Opinion

Bankers Declare War on Commodities: Opinion

 

The following commentary comes from an independent investor or market observer as part of TheStreet's guest contributor program, which is separate from the company's news coverage.

NEW YORK (Bullion Bulls Canada) -- Some may suggest that my choice of subject for this commentary is misplaced, given that the "reason" why the oil market plummeted yesterday was the big oil-dump of 60 million barrels by the International Energy Agency (IEA). My reply to that is that the response of all of the commodities markets to that news demonstrates conclusively that the bankers are attacking all commodities.

Furthermore, half of the 60 million barrels came from the U.S.'s "Strategic Reserve" -- and as we all know, no government serves the interests of the international banking cabal more slavishly than the U.S. government. Once we look at this development in detail, the motivations become completely transparent.

To begin with, yesterday's action by the IEA was a "fundamentals" based development in the oil market (even though totally artificial), in that it clearly changed the supply/demand parameters -- if only over a short-term basis. Thus, if our markets were free (or "open," or "rational," or any other synonym for "legitimate") then those markets would have responded in accordance with that change of fundamentals.

In the case of the commodities complex, for obvious reasons the fundamentals for the oil market (in terms of supply and demand) are completely inverse to the demand profiles of all other commodities (except for other energy commodities).

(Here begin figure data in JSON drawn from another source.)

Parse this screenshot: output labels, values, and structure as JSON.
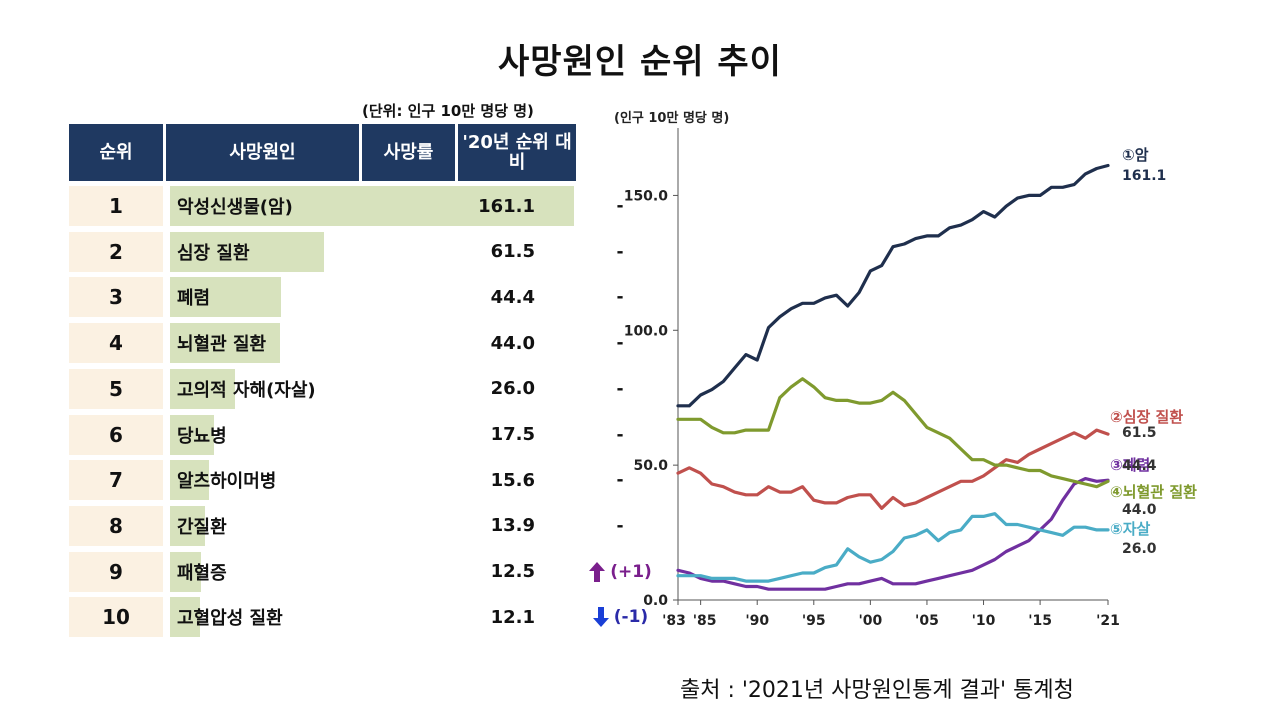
{
  "title": "사망원인 순위 추이",
  "table": {
    "unit": "(단위: 인구 10만 명당 명)",
    "headers": [
      "순위",
      "사망원인",
      "사망률",
      "'20년 순위 대비"
    ],
    "max_rate": 161.1,
    "rows": [
      {
        "rank": "1",
        "cause": "악성신생물(암)",
        "rate": "161.1",
        "value": 161.1,
        "change": "-",
        "change_dir": "none"
      },
      {
        "rank": "2",
        "cause": "심장 질환",
        "rate": "61.5",
        "value": 61.5,
        "change": "-",
        "change_dir": "none"
      },
      {
        "rank": "3",
        "cause": "폐렴",
        "rate": "44.4",
        "value": 44.4,
        "change": "-",
        "change_dir": "none"
      },
      {
        "rank": "4",
        "cause": "뇌혈관 질환",
        "rate": "44.0",
        "value": 44.0,
        "change": "-",
        "change_dir": "none"
      },
      {
        "rank": "5",
        "cause": "고의적 자해(자살)",
        "rate": "26.0",
        "value": 26.0,
        "change": "-",
        "change_dir": "none"
      },
      {
        "rank": "6",
        "cause": "당뇨병",
        "rate": "17.5",
        "value": 17.5,
        "change": "-",
        "change_dir": "none"
      },
      {
        "rank": "7",
        "cause": "알츠하이머병",
        "rate": "15.6",
        "value": 15.6,
        "change": "-",
        "change_dir": "none"
      },
      {
        "rank": "8",
        "cause": "간질환",
        "rate": "13.9",
        "value": 13.9,
        "change": "-",
        "change_dir": "none"
      },
      {
        "rank": "9",
        "cause": "패혈증",
        "rate": "12.5",
        "value": 12.5,
        "change": "(+1)",
        "change_dir": "up"
      },
      {
        "rank": "10",
        "cause": "고혈압성 질환",
        "rate": "12.1",
        "value": 12.1,
        "change": "(-1)",
        "change_dir": "down"
      }
    ]
  },
  "chart_data": {
    "type": "line",
    "ylabel": "(인구 10만 명당 명)",
    "xlim": [
      1983,
      2021
    ],
    "ylim": [
      0,
      175
    ],
    "y_ticks": [
      0,
      50,
      100,
      150
    ],
    "y_tick_labels": [
      "0.0",
      "50.0",
      "100.0",
      "150.0"
    ],
    "x_ticks": [
      1983,
      1985,
      1990,
      1995,
      2000,
      2005,
      2010,
      2015,
      2021
    ],
    "x_tick_labels": [
      "'83",
      "'85",
      "'90",
      "'95",
      "'00",
      "'05",
      "'10",
      "'15",
      "'21"
    ],
    "grid": false,
    "series": [
      {
        "name": "①암",
        "end_label": "161.1",
        "color": "#1f2f4d",
        "x": [
          1983,
          1984,
          1985,
          1986,
          1987,
          1988,
          1989,
          1990,
          1991,
          1992,
          1993,
          1994,
          1995,
          1996,
          1997,
          1998,
          1999,
          2000,
          2001,
          2002,
          2003,
          2004,
          2005,
          2006,
          2007,
          2008,
          2009,
          2010,
          2011,
          2012,
          2013,
          2014,
          2015,
          2016,
          2017,
          2018,
          2019,
          2020,
          2021
        ],
        "y": [
          72,
          72,
          76,
          78,
          81,
          86,
          91,
          89,
          101,
          105,
          108,
          110,
          110,
          112,
          113,
          109,
          114,
          122,
          124,
          131,
          132,
          134,
          135,
          135,
          138,
          139,
          141,
          144,
          142,
          146,
          149,
          150,
          150,
          153,
          153,
          154,
          158,
          160,
          161.1
        ]
      },
      {
        "name": "②심장 질환",
        "end_label": "61.5",
        "color": "#c0504d",
        "x": [
          1983,
          1984,
          1985,
          1986,
          1987,
          1988,
          1989,
          1990,
          1991,
          1992,
          1993,
          1994,
          1995,
          1996,
          1997,
          1998,
          1999,
          2000,
          2001,
          2002,
          2003,
          2004,
          2005,
          2006,
          2007,
          2008,
          2009,
          2010,
          2011,
          2012,
          2013,
          2014,
          2015,
          2016,
          2017,
          2018,
          2019,
          2020,
          2021
        ],
        "y": [
          47,
          49,
          47,
          43,
          42,
          40,
          39,
          39,
          42,
          40,
          40,
          42,
          37,
          36,
          36,
          38,
          39,
          39,
          34,
          38,
          35,
          36,
          38,
          40,
          42,
          44,
          44,
          46,
          49,
          52,
          51,
          54,
          56,
          58,
          60,
          62,
          60,
          63,
          61.5
        ]
      },
      {
        "name": "③폐렴",
        "end_label": "44.4",
        "color": "#7030a0",
        "x": [
          1983,
          1984,
          1985,
          1986,
          1987,
          1988,
          1989,
          1990,
          1991,
          1992,
          1993,
          1994,
          1995,
          1996,
          1997,
          1998,
          1999,
          2000,
          2001,
          2002,
          2003,
          2004,
          2005,
          2006,
          2007,
          2008,
          2009,
          2010,
          2011,
          2012,
          2013,
          2014,
          2015,
          2016,
          2017,
          2018,
          2019,
          2020,
          2021
        ],
        "y": [
          11,
          10,
          8,
          7,
          7,
          6,
          5,
          5,
          4,
          4,
          4,
          4,
          4,
          4,
          5,
          6,
          6,
          7,
          8,
          6,
          6,
          6,
          7,
          8,
          9,
          10,
          11,
          13,
          15,
          18,
          20,
          22,
          26,
          30,
          37,
          43,
          45,
          44,
          44.4
        ]
      },
      {
        "name": "④뇌혈관 질환",
        "end_label": "44.0",
        "color": "#7f9a2e",
        "x": [
          1983,
          1984,
          1985,
          1986,
          1987,
          1988,
          1989,
          1990,
          1991,
          1992,
          1993,
          1994,
          1995,
          1996,
          1997,
          1998,
          1999,
          2000,
          2001,
          2002,
          2003,
          2004,
          2005,
          2006,
          2007,
          2008,
          2009,
          2010,
          2011,
          2012,
          2013,
          2014,
          2015,
          2016,
          2017,
          2018,
          2019,
          2020,
          2021
        ],
        "y": [
          67,
          67,
          67,
          64,
          62,
          62,
          63,
          63,
          63,
          75,
          79,
          82,
          79,
          75,
          74,
          74,
          73,
          73,
          74,
          77,
          74,
          69,
          64,
          62,
          60,
          56,
          52,
          52,
          50,
          50,
          49,
          48,
          48,
          46,
          45,
          44,
          43,
          42,
          44.0
        ]
      },
      {
        "name": "⑤자살",
        "end_label": "26.0",
        "color": "#4aacc6",
        "x": [
          1983,
          1984,
          1985,
          1986,
          1987,
          1988,
          1989,
          1990,
          1991,
          1992,
          1993,
          1994,
          1995,
          1996,
          1997,
          1998,
          1999,
          2000,
          2001,
          2002,
          2003,
          2004,
          2005,
          2006,
          2007,
          2008,
          2009,
          2010,
          2011,
          2012,
          2013,
          2014,
          2015,
          2016,
          2017,
          2018,
          2019,
          2020,
          2021
        ],
        "y": [
          9,
          9,
          9,
          8,
          8,
          8,
          7,
          7,
          7,
          8,
          9,
          10,
          10,
          12,
          13,
          19,
          16,
          14,
          15,
          18,
          23,
          24,
          26,
          22,
          25,
          26,
          31,
          31,
          32,
          28,
          28,
          27,
          26,
          25,
          24,
          27,
          27,
          26,
          26.0
        ]
      }
    ]
  },
  "source": "출처 : '2021년 사망원인통계 결과' 통계청"
}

Because oil remains the key component of our 21st century global economy, any increase in the price of oil functions exactly like a broad-based tax increase.

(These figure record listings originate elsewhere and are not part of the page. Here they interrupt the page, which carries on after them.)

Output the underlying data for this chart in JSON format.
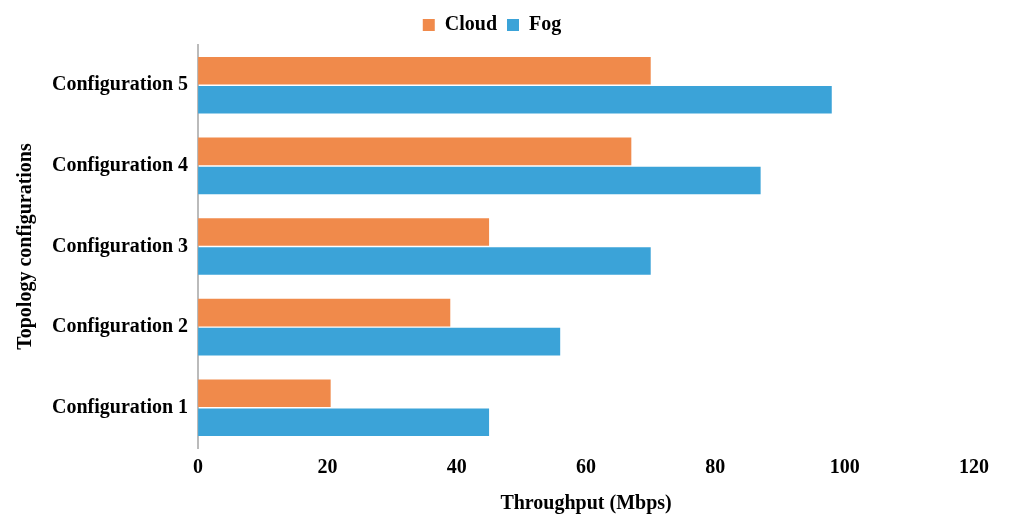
{
  "chart_data": {
    "type": "bar",
    "orientation": "horizontal",
    "xlabel": "Throughput (Mbps)",
    "ylabel": "Topology configurations",
    "categories": [
      "Configuration 5",
      "Configuration 4",
      "Configuration 3",
      "Configuration 2",
      "Configuration 1"
    ],
    "series": [
      {
        "name": "Cloud",
        "color": "#f08a4b",
        "values": [
          70,
          67,
          45,
          39,
          20.5
        ]
      },
      {
        "name": "Fog",
        "color": "#3ba3d8",
        "values": [
          98,
          87,
          70,
          56,
          45
        ]
      }
    ],
    "xlim": [
      0,
      120
    ],
    "xticks": [
      0,
      20,
      40,
      60,
      80,
      100,
      120
    ],
    "grid": false,
    "legend": "top"
  }
}
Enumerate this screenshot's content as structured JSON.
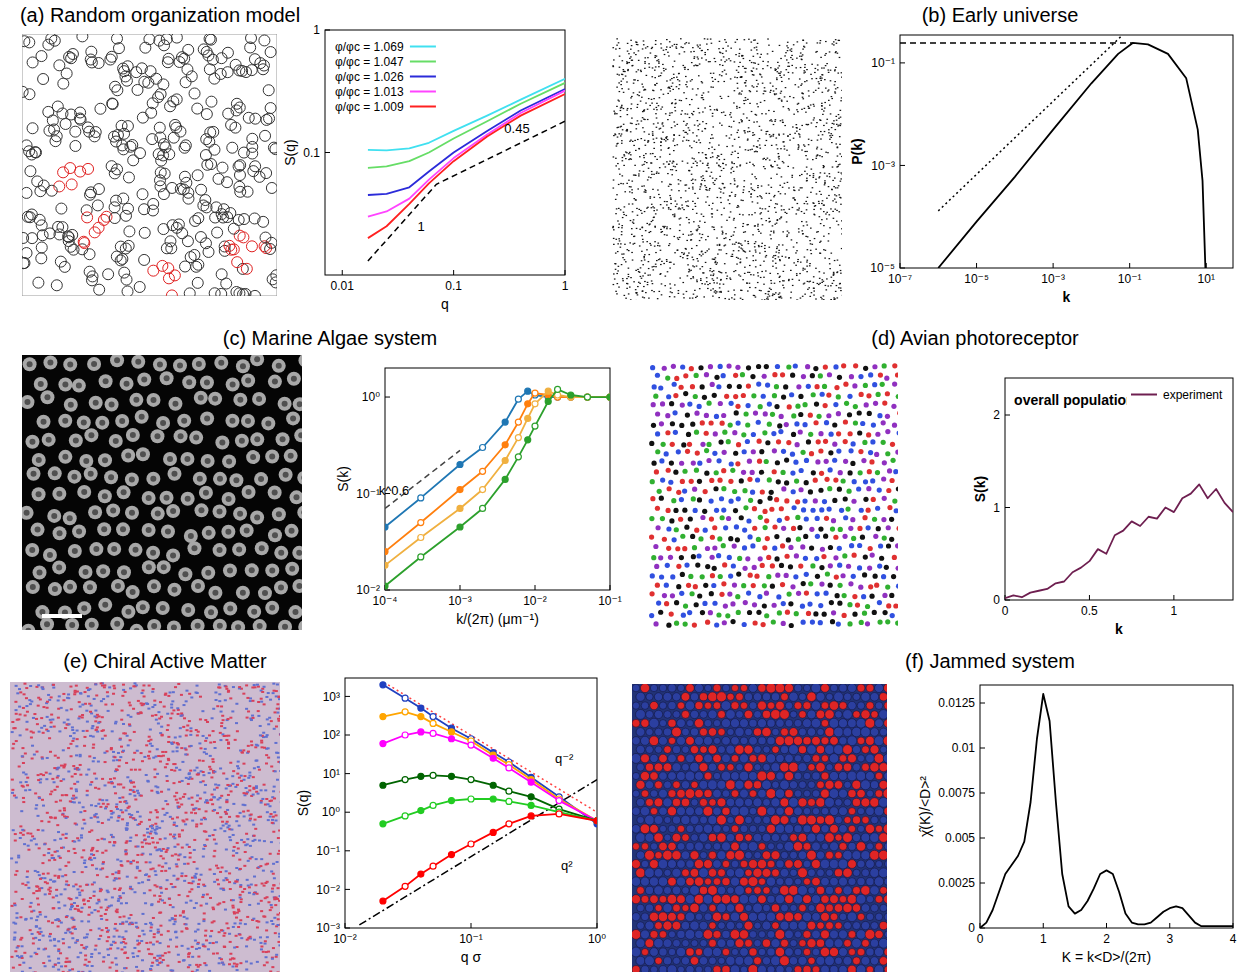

It raises the price of goods, lowers profit-margins for many/most businesses (which use significant amounts of oil), and reduces the purchasing power of consumers. In other words, it has a depressive effect on economies -- and by necessary implication, on commodities (the raw materials which fuel our economies). Conversely, when the price of oil falls, that dynamic reverses, and is very "stimulative" and bullish for commodities and the global economy.

This means the only rational response to the plunge in the price of oil for other commodities markets would have been for them all to rally sharply. The fact that commodities did not rally (but in fact moved sharply lower) indicates that it is in fact the bankers who were behind this assault on the oil market. This can be demonstrated in more than one way. To begin with, we must ask ourselves how/why commodities moved precisely opposite to the direction they should have moved -- and in complete lock-step with the price of oil? In partial terms, the answer is obvious: the market abominations known as "trading algorithms" now do virtually all of the "thinking" (lol) for the traders who dominate activity -- making the banksters nothing less than a real-life "Pied Piper" (and traders nothing but mindless rats). And as most of us already know, the banksters have programmed their trading algorithms (and traders) to have all commodities move 'in synch', despite the fact their supply/demand fundamentals are completely opposite.